My favorite Hands Free recommendation is to create ONE daily ritual where time with your loved one is sacred, meaning void of distraction. Whether that be tucking them in at night, having dinner together, enjoying morning snuggles, do it every day so that no matter how the rest of the day goes, your child can always count on that one period of connection. Even the smallest moments of connection will someday make up their most treasured childhood memories. That 5 minutes you spend talking together at night will add up. That 10 minute drive you take everyday singing together will add up. Keep in mind, all those ordinary, mundane daily activities can either add up to nothing (distraction) or they can add up to something meaningful and lasting (connection).
Also, I like to share this list created by Erin Kurt. It contains the things kids remember as being their favorite activities that their parents did with them when they were young. I think you will see that these activities require little effort and no cost. In fact, you might already be doing some of them!
1. Come into my bedroom at night, tuck me in and sing me a song. Also tell me stories about when you were little.
2. Give me hugs and kisses and sit and talk with me privately.
3. Spend quality time just with me, not with my brothers and sisters around.
4. Give me nutritious food so I can grow up healthy.

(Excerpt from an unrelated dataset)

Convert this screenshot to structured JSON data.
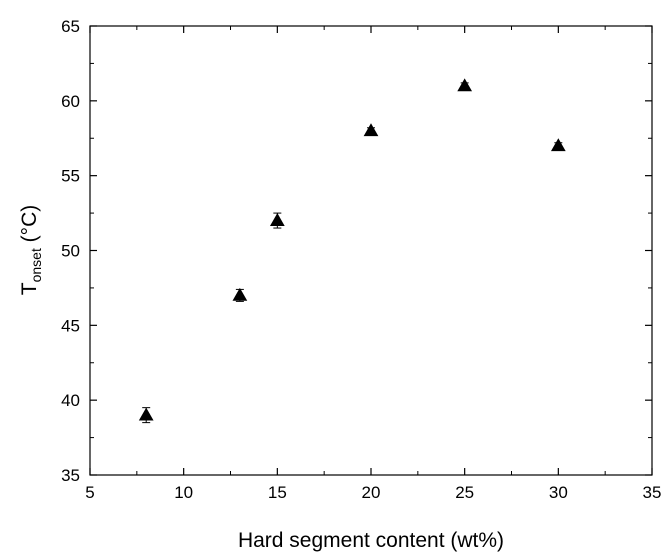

5. At dinner talk about what we could do together on the weekend.
6. At night talk to me about about anything; love, school, family etc.
7. Let me play outside a lot.
8. Cuddle under a blanket and watch our favorite TV show together.
9. Discipline me. It makes me feel like you care.
10. Leave special messages in my desk or lunch bag.
Lastly, I definitely have to take time to do household chores, that is just life. Like I said above, as long as I am creating designated time during the day to connect with what matters to me, I am still reaping the benefits of being “Hands Free.” In addition, part of being Hands Free for me means letting go of perfection, as well as distraction. Now many of my household chores such as laundry and cooking are things I do with my kids because they do not have to be accomplished perfectly. Here is an example of that, if you are interested in reading more, “The Beauty Inside The Fold,”
I hope these suggestions help! Keep me posted!
Julia Kurskaya says
This one does hurt… Not even a little.
We thought we were all nice and healthy, but then doctor came in and said, ‘Nope, you’re sick. But it’s OK, I know the remedy.’ Thank you.
I put down to my diary the words in bold at the end of the post. I will frame them and put them on the wall. So that I won’t ever EVER forget them.